Hooked on Teutonics: The End (I Hope) of Silence

Apologies for my abject silence for the last three weeks. Yipes.

Short story long: For those of you who don't know, I work in the ticket office at Seattle Opera, an internationally-renowned company hailed for its dazzling stagings of the works of legendary composer Richard Wagner. I love my job, and the company I work for, so please take it in the best possible light when I say that for all of August, I've been Richard Wagner's bitch.

Seattle Opera has staged the composer's complete Ring cycle thrice in the last three weeks; the final run-through of Wagner's 18-hour epic wound down last night, and patrons from 49 of 50 states, and over 15 different countries, attended. If you're unfamiliar with this mammoth work, think Lord of the Rings, only with all of the dwarves, maidens, dragons, warriors, and deities singing, and with all of the special effects being created live, onstage. Yes, it's that big. And as you can imagine, working in any capacity in service to such an epic presentation is almost as epic as the operas themselves.

Long story short: I've been busy, Bucky. But during my rare moments of time-wasting reverie this month, the following indulgences have provided much joy in this quarter.

Movies:

Gunga Din (1939): George Stevens' classic adventure rivals Gone with the Wind in its political incorrectness, but there's a rip-snorting adventure awaiting you if you can overlook that particular 800-pound gorilla. The trump card here is the effortless, worth-its-weight-in-gold chemistry between the three heroes. Victor McLaglen's loveable rhino of a Sgt. MacChesney, Douglas Fairbanks Jr's dapper yet pugnacious Balantine, and Cary Grant's hilarious cockney rounder Archie Cutter are the stuff of pulp-action gold, believe you me.

Music:

Gimme Fiction by Spoon: I shouldn't like this. Really. It's largely piano-and-keyboard-based pop, a genre that always leaves me cold (Elton John, I blame you, you treacly old geezer). But Gimme Fiction plays more like Wilco channelling Ziggy Stardust, with catchy glam piano hooks wedded to lead singer Brit Daniel's urgent but tuneful singing. Constant repeat track: the closer, "Merchants of Soul", which sounds like a staredown between David Bowie's Ziggy Stardust and Thin White Duke personas, while someone falls down the stairs in the background. Great stuff.

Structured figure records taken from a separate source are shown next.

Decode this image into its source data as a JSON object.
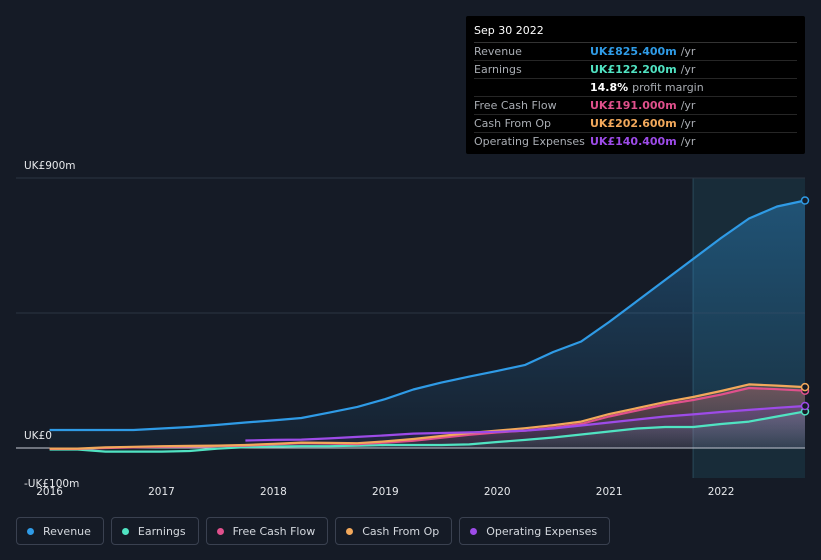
{
  "tooltip": {
    "date": "Sep 30 2022",
    "rows": [
      {
        "label": "Revenue",
        "value": "UK£825.400m",
        "unit": "/yr",
        "color": "#2f9be6"
      },
      {
        "label": "Earnings",
        "value": "UK£122.200m",
        "unit": "/yr",
        "color": "#50e3c2"
      },
      {
        "label": "",
        "value": "14.8%",
        "unit": "profit margin",
        "color": "#ffffff"
      },
      {
        "label": "Free Cash Flow",
        "value": "UK£191.000m",
        "unit": "/yr",
        "color": "#e0508c"
      },
      {
        "label": "Cash From Op",
        "value": "UK£202.600m",
        "unit": "/yr",
        "color": "#f2a85b"
      },
      {
        "label": "Operating Expenses",
        "value": "UK£140.400m",
        "unit": "/yr",
        "color": "#9d4be8"
      }
    ]
  },
  "colors": {
    "background": "#151b26",
    "revenue": "#2f9be6",
    "earnings": "#50e3c2",
    "free_cash_flow": "#e0508c",
    "cash_from_op": "#f2a85b",
    "operating_expenses": "#9d4be8"
  },
  "chart_data": {
    "type": "area",
    "title": "",
    "xlabel": "",
    "ylabel": "",
    "ylim": [
      -100,
      900
    ],
    "y_tick_labels": [
      "UK£900m",
      "UK£0",
      "-UK£100m"
    ],
    "x_tick_labels": [
      "2016",
      "2017",
      "2018",
      "2019",
      "2020",
      "2021",
      "2022"
    ],
    "x_ticks": [
      2016,
      2017,
      2018,
      2019,
      2020,
      2021,
      2022
    ],
    "xlim": [
      2015.7,
      2022.75
    ],
    "highlight_range": [
      2021.75,
      2022.75
    ],
    "legend_position": "bottom",
    "series": [
      {
        "name": "Revenue",
        "key": "revenue",
        "x": [
          2016.0,
          2016.25,
          2016.5,
          2016.75,
          2017.0,
          2017.25,
          2017.5,
          2017.75,
          2018.0,
          2018.25,
          2018.5,
          2018.75,
          2019.0,
          2019.25,
          2019.5,
          2019.75,
          2020.0,
          2020.25,
          2020.5,
          2020.75,
          2021.0,
          2021.25,
          2021.5,
          2021.75,
          2022.0,
          2022.25,
          2022.5,
          2022.75
        ],
        "values": [
          60,
          60,
          60,
          60,
          65,
          70,
          77,
          85,
          92,
          100,
          118,
          137,
          163,
          195,
          218,
          238,
          257,
          277,
          320,
          355,
          420,
          490,
          560,
          630,
          700,
          765,
          805,
          825
        ]
      },
      {
        "name": "Earnings",
        "key": "earnings",
        "x": [
          2016.0,
          2016.25,
          2016.5,
          2016.75,
          2017.0,
          2017.25,
          2017.5,
          2017.75,
          2018.0,
          2018.25,
          2018.5,
          2018.75,
          2019.0,
          2019.25,
          2019.5,
          2019.75,
          2020.0,
          2020.25,
          2020.5,
          2020.75,
          2021.0,
          2021.25,
          2021.5,
          2021.75,
          2022.0,
          2022.25,
          2022.5,
          2022.75
        ],
        "values": [
          -5,
          -5,
          -12,
          -12,
          -12,
          -10,
          -2,
          3,
          5,
          6,
          6,
          8,
          10,
          10,
          10,
          12,
          20,
          27,
          35,
          45,
          55,
          65,
          70,
          70,
          80,
          88,
          105,
          122
        ]
      },
      {
        "name": "Free Cash Flow",
        "key": "free_cash_flow",
        "x": [
          2016.0,
          2016.25,
          2016.5,
          2016.75,
          2017.0,
          2017.25,
          2017.5,
          2017.75,
          2018.0,
          2018.25,
          2018.5,
          2018.75,
          2019.0,
          2019.25,
          2019.5,
          2019.75,
          2020.0,
          2020.25,
          2020.5,
          2020.75,
          2021.0,
          2021.25,
          2021.5,
          2021.75,
          2022.0,
          2022.25,
          2022.5,
          2022.75
        ],
        "values": [
          -3,
          -3,
          0,
          2,
          4,
          5,
          6,
          8,
          12,
          16,
          15,
          13,
          18,
          24,
          34,
          44,
          52,
          58,
          68,
          80,
          105,
          125,
          145,
          160,
          178,
          200,
          196,
          191
        ]
      },
      {
        "name": "Cash From Op",
        "key": "cash_from_op",
        "x": [
          2016.0,
          2016.25,
          2016.5,
          2016.75,
          2017.0,
          2017.25,
          2017.5,
          2017.75,
          2018.0,
          2018.25,
          2018.5,
          2018.75,
          2019.0,
          2019.25,
          2019.5,
          2019.75,
          2020.0,
          2020.25,
          2020.5,
          2020.75,
          2021.0,
          2021.25,
          2021.5,
          2021.75,
          2022.0,
          2022.25,
          2022.5,
          2022.75
        ],
        "values": [
          -2,
          -2,
          2,
          4,
          6,
          7,
          8,
          10,
          14,
          18,
          17,
          16,
          22,
          30,
          40,
          50,
          58,
          66,
          76,
          88,
          113,
          133,
          153,
          170,
          190,
          212,
          208,
          203
        ]
      },
      {
        "name": "Operating Expenses",
        "key": "operating_expenses",
        "x": [
          2017.75,
          2018.0,
          2018.25,
          2018.5,
          2018.75,
          2019.0,
          2019.25,
          2019.5,
          2019.75,
          2020.0,
          2020.25,
          2020.5,
          2020.75,
          2021.0,
          2021.25,
          2021.5,
          2021.75,
          2022.0,
          2022.25,
          2022.5,
          2022.75
        ],
        "values": [
          25,
          27,
          28,
          32,
          37,
          42,
          48,
          50,
          52,
          54,
          58,
          65,
          75,
          85,
          95,
          105,
          112,
          120,
          127,
          134,
          140
        ]
      }
    ]
  }
}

Twin Cinema by the New Pornographers: These Vancouver kids get my vote for the best pure pop group in the world right now, and Kurt Newman, their Ringmaster and frontman, is a genius--point frickin' blank. No other band out there combines twisty complexity and ear-yanking hooks so effortlessly. Fans of the first two Pornographers' records will relish the muscular and catchy uptempo numbers like the title track, but a bracing sophistication emerges, too. Maybe it's just the mood I'm in as I listen for the umpteenth time, but "Stacked Crooked" in its surging, quirky way, is the most soaringly, luminously romantic song I've heard all year. Jaw-droppingly brilliant, the track carries the grand baroque pop tradition of The Zombies and Love straight into the futuristic stratosphere--and that's not just the mood I'm in.

Television on DVD:

Adam-12: The Complete First Season : A few random observations. One, Adam-12, one of the longest-running TV brainchildren of Dragnet icon Jack Webb, is a solid straight procedural cop show that still works well. Two, the show's also genuinely, intentionally funny--the workaday banter between earnest rookie cop Jim Reed (Kent McCord) and his cranky partner Pete Malloy (Martin Milner) mines a surprising vein of situational humor.

Three, I've been convinced for years that Pete Malloy is gay.

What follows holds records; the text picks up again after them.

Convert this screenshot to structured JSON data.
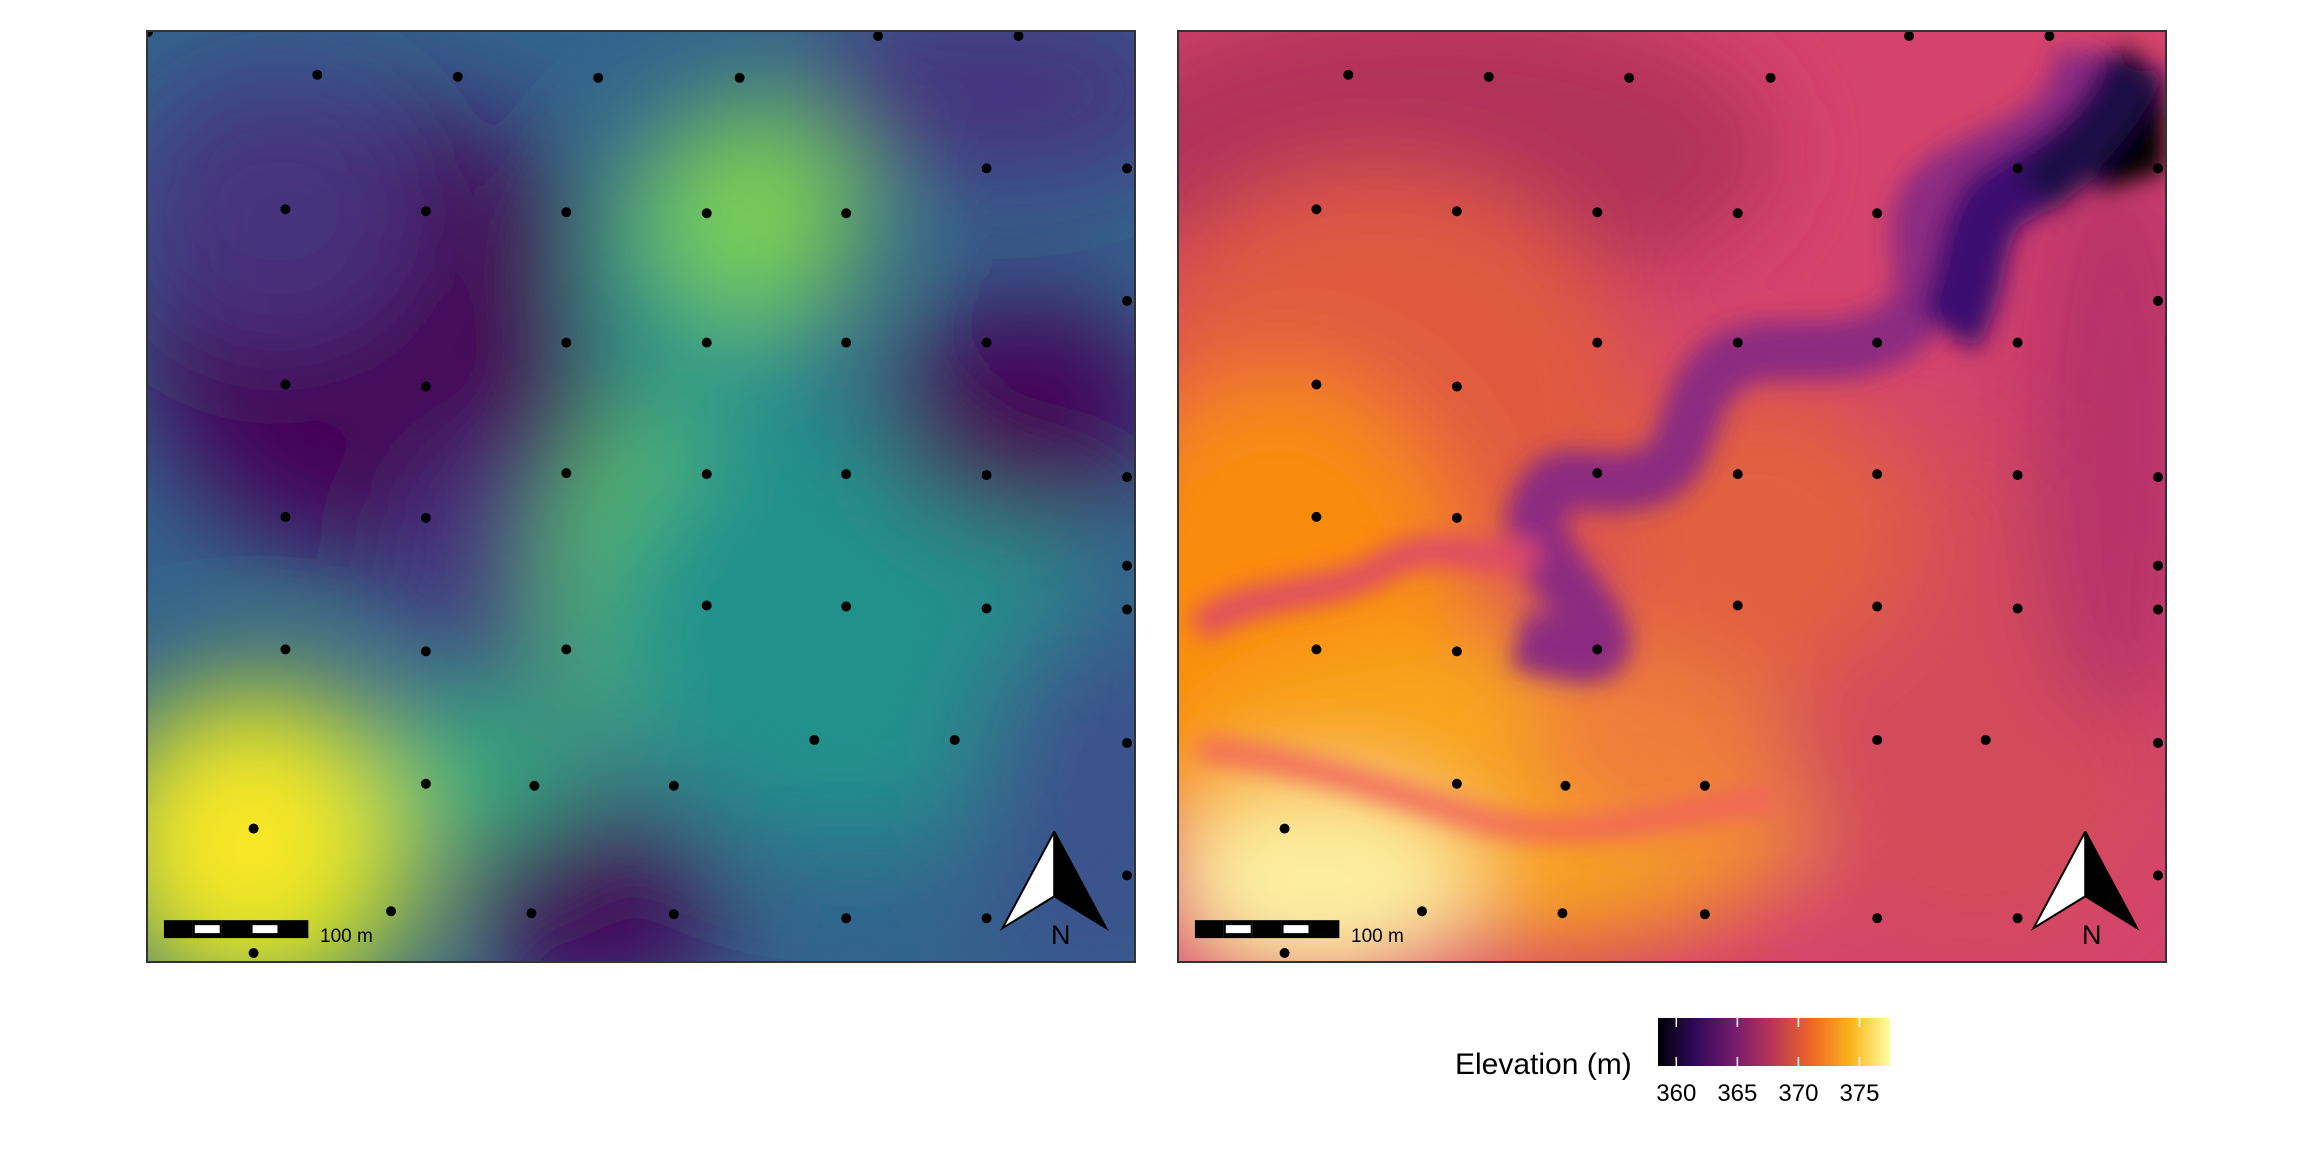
{
  "figure": {
    "panels": [
      {
        "id": "left",
        "palette": "viridis-like",
        "scale_bar_label": "100 m",
        "north_label": "N"
      },
      {
        "id": "right",
        "palette": "inferno-like",
        "scale_bar_label": "100 m",
        "north_label": "N"
      }
    ],
    "legend": {
      "title": "Elevation (m)",
      "ticks": [
        "360",
        "365",
        "370",
        "375"
      ],
      "tick_values": [
        360,
        365,
        370,
        375
      ],
      "range": [
        358.5,
        377.5
      ],
      "colors": [
        "#000004",
        "#320a5e",
        "#781c6d",
        "#bc3754",
        "#ed6925",
        "#fbb61a",
        "#fcffa4"
      ]
    }
  }
}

This has been a good-natured but lively debate between my wife and I for a long time now. Rest assured, neither of us has any problem whatsoever with such a lifestyle choice, but Rita, who crushed on Milner big-time as a kid, asserts that Malloy's just a gruff straight guy who's uncomfortable around girls. The veteran cop's protective and attentive demeanor around his young and handsome partner is just paternal, she argues. And his abject indifference to women in most episodes, just a side-effect of his awkwardness. Then again...

Rita randomly picked the episode, "Log 152", to watch first. In it, Malloy (a bachelor) gives a ditzy-but-charming oil heiress (played by Enter the Dragon's Ahna Capri) a speeding ticket. The girl flirts with him, attempting to ask him out, but he insists (with unprovoked nastiness)that she's "not [his] type, and never WILL be!" He rebuffs the girl's escalating advances with increased hostility, and at one point passes up an evening with her to go on a sailing expedition with 'the guys'. Finally, he goes on a date with her. We don't see said date, but in his terse description of the evening's events to his partner the next day, Malloy insists with an enigmatic smirk, "That's the last time we'll get any trouble from HER again!"

Your honor, I rest my case.

Comments

Vince said…
You might be on to something with that Malloy theory, Tony. And which state didn't come to The Ring?